NVIDIA-Merlin / Transformers4Rec

Transformers4Rec is a flexible and efficient library for sequential and session-based recommendation and works with PyTorch.
https://nvidia-merlin.github.io/Transformers4Rec/main
Apache License 2.0
1.07k stars 142 forks source link

[QST] How to extract hidden state and viz attention layers #733

Closed vivpra89 closed 11 months ago

vivpra89 commented 1 year ago

❓ Questions & Help

Details

1.I want to extract the last dense layer embeddings for every user (one row) and pass as pre-trained embeddings to downstream tasks. (Should i pass a user_id as input and extract those embeddings? or get the hidden state .. which of these two represent the user better?

  1. Also want to plot attention layers to viz how attention changes with position of item in sequences. as in bert4rec paper : https://arxiv.org/pdf/1904.06690.pdf
image

Tried doing this to get hidden state:

image

@gabrielspmoreira @rnyak any thoughts appreciated!

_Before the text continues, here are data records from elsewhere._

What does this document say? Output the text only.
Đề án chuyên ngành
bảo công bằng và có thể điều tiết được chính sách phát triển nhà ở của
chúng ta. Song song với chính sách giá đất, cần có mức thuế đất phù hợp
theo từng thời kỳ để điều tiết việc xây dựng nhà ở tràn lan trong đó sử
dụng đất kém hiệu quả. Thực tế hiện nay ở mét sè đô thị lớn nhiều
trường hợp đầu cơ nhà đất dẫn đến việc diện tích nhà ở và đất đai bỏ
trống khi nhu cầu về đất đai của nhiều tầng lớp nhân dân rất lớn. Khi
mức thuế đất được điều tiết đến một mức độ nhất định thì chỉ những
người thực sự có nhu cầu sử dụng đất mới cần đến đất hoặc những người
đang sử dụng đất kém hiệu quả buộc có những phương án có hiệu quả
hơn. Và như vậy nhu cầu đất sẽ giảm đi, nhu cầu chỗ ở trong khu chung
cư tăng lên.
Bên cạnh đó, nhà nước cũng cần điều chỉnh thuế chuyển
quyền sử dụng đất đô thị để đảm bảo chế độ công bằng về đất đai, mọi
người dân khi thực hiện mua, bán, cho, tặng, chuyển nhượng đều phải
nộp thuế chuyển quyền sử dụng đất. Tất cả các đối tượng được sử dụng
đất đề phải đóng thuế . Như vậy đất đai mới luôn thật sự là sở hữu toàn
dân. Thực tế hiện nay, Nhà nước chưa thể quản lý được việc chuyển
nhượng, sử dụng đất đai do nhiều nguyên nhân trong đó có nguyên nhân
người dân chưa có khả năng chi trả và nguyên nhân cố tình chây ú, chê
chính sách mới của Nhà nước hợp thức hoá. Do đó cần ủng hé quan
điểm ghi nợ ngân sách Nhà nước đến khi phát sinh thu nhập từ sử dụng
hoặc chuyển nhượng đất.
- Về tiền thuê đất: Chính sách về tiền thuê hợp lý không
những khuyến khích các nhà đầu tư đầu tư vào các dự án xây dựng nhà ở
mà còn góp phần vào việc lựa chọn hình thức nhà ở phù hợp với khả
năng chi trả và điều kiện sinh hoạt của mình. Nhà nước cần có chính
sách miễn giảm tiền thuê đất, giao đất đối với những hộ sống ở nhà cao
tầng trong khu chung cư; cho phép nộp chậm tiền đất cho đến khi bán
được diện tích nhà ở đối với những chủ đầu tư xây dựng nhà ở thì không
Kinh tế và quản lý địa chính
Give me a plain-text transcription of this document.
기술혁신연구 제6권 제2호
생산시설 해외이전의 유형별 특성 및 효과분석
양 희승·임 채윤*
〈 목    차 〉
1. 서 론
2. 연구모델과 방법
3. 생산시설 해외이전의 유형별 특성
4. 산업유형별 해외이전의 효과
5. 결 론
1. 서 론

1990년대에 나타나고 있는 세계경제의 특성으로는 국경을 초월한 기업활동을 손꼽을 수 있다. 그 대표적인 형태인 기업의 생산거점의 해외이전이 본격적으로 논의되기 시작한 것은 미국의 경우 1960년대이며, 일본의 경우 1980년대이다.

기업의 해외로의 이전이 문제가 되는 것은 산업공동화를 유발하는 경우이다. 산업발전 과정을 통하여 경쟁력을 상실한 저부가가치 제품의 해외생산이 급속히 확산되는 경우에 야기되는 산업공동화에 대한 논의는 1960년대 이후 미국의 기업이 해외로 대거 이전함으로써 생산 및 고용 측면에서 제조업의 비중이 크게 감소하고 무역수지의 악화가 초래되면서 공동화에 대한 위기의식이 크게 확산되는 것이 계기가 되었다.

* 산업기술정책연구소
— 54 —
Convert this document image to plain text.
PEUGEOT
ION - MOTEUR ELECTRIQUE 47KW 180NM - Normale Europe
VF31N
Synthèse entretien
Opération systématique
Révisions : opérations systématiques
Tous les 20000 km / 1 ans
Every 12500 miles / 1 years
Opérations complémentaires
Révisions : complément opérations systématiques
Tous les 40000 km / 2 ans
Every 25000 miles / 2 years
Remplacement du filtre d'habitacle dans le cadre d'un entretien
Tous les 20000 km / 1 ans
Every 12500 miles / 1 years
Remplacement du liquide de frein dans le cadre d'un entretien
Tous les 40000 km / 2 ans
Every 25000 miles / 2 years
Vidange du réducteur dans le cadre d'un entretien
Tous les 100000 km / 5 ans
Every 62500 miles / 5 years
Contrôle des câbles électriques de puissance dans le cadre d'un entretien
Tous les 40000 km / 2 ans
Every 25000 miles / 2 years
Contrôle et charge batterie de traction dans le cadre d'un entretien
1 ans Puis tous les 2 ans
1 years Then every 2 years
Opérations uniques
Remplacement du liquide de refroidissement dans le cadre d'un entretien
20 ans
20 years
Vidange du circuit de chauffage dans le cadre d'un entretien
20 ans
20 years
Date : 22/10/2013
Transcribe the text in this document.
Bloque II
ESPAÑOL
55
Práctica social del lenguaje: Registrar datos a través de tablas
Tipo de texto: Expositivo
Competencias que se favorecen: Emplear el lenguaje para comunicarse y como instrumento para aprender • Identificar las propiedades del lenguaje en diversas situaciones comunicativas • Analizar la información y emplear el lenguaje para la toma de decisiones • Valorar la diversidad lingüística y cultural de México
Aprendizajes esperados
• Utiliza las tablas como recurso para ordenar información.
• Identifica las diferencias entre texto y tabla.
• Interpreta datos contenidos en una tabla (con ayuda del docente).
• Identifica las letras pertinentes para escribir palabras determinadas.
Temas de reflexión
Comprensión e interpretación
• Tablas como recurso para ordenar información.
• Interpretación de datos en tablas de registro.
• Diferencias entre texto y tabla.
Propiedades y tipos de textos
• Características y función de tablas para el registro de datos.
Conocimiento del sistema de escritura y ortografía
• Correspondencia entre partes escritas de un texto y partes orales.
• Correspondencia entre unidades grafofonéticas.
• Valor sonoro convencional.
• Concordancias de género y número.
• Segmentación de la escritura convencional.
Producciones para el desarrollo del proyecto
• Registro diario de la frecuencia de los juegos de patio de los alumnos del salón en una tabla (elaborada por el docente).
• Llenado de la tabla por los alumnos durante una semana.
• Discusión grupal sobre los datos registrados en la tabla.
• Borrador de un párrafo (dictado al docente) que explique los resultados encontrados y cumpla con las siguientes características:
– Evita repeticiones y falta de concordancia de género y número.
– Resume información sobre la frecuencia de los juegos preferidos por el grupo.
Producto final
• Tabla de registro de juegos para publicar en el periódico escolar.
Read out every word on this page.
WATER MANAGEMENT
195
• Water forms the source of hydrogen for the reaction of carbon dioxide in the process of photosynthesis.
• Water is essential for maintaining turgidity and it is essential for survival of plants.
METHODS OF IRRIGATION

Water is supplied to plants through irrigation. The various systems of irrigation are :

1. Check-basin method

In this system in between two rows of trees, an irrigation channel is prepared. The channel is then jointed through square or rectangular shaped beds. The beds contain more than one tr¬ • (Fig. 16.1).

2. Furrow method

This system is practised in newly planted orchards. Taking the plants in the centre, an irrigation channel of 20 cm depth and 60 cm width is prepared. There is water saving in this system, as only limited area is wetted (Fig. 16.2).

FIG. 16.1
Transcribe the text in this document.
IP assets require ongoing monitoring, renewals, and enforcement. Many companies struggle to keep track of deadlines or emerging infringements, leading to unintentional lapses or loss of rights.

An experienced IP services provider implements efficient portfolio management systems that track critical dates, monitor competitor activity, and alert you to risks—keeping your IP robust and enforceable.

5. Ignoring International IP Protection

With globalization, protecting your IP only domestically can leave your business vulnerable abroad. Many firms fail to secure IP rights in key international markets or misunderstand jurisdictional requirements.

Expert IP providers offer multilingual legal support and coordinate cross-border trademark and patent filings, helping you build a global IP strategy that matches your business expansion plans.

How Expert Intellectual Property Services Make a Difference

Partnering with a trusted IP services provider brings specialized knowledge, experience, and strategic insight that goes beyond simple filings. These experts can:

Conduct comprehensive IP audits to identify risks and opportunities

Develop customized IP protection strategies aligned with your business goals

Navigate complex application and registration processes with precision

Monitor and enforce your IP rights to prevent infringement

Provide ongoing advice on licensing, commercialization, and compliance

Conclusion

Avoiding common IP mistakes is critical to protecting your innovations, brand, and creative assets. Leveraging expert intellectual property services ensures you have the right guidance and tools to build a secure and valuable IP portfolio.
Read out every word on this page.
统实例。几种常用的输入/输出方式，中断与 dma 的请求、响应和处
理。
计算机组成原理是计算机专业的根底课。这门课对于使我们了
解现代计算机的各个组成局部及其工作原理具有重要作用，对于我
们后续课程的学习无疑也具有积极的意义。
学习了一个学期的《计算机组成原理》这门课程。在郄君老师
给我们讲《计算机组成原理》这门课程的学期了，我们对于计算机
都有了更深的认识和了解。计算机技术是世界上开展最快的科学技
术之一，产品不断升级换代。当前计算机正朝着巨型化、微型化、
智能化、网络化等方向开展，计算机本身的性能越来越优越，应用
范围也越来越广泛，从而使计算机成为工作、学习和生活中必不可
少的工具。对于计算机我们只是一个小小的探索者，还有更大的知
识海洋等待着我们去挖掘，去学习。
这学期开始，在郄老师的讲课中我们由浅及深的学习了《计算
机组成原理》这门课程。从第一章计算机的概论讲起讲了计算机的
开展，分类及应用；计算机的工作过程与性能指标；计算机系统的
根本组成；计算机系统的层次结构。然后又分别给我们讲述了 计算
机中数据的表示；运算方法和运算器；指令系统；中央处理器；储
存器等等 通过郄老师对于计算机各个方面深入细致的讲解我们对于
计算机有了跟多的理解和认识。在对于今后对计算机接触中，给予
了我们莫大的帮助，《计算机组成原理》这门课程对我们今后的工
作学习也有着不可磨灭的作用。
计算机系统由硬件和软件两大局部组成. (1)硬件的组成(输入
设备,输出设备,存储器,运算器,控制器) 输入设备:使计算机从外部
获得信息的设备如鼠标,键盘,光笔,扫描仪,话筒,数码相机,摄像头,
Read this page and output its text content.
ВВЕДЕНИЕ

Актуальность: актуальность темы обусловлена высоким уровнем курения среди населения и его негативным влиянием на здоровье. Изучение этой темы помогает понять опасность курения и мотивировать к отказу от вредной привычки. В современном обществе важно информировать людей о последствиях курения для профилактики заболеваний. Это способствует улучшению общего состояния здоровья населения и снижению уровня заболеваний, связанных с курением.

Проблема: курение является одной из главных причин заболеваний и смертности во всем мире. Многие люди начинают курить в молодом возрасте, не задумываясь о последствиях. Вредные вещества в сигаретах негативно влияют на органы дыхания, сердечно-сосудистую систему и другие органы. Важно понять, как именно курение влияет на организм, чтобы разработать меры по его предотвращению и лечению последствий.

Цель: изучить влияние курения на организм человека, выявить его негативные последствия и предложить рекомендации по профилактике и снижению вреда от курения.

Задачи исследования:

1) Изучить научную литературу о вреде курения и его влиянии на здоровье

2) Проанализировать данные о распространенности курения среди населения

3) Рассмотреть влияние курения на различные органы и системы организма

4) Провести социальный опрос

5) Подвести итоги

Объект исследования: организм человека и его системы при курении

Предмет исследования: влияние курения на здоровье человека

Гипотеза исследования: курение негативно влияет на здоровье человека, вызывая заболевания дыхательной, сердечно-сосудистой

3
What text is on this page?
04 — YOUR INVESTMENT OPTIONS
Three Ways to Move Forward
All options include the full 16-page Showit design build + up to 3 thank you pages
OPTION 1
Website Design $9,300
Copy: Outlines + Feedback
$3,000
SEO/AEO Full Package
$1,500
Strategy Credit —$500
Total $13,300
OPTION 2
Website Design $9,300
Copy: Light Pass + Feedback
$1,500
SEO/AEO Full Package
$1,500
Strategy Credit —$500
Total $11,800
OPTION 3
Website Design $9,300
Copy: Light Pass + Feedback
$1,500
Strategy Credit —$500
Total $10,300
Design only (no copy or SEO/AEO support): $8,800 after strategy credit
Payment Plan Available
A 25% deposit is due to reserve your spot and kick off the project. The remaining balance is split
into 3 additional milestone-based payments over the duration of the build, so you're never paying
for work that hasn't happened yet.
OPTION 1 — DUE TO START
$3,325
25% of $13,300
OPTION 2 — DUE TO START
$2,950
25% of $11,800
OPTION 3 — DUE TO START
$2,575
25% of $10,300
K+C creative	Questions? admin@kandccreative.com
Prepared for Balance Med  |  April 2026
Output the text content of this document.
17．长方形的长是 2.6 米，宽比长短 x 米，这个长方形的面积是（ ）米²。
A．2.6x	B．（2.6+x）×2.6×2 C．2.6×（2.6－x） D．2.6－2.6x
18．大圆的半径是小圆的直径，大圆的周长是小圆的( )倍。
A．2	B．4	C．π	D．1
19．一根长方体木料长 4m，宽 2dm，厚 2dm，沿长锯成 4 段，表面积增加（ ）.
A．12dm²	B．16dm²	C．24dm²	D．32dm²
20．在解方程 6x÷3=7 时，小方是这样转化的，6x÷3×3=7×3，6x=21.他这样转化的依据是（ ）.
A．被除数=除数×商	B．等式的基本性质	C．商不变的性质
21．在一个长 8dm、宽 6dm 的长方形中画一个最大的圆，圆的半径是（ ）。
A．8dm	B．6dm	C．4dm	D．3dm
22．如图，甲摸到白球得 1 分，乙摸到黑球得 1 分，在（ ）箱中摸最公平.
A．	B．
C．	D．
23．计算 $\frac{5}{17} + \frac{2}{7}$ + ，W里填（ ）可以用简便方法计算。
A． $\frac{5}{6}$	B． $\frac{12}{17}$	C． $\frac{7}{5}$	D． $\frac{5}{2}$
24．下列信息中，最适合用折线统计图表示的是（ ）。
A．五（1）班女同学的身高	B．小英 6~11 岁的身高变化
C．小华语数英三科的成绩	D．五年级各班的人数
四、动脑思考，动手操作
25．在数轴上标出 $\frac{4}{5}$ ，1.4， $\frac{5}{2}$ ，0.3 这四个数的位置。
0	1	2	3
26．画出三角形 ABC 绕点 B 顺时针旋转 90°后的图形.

NamartaVij commented 1 year ago

@vivpra89 could you please share you email id so that we discuss this model in detail then we can post our doubts here to get quick replies

rnyak commented 1 year ago

@NamartaVij We are not able to return “output_attention_weights" from the TF4Rec model. This is not implemented. What we can return is to extract hidden state embeddings out of the Trainer module via model.heads[0].body(batch[0]) which will return a 3D array size of (batch_size, sequence_length, d_model).

hope that helps.

rnyak commented 11 months ago

@NamartaVij I am closing this ticket since there is no recent activity.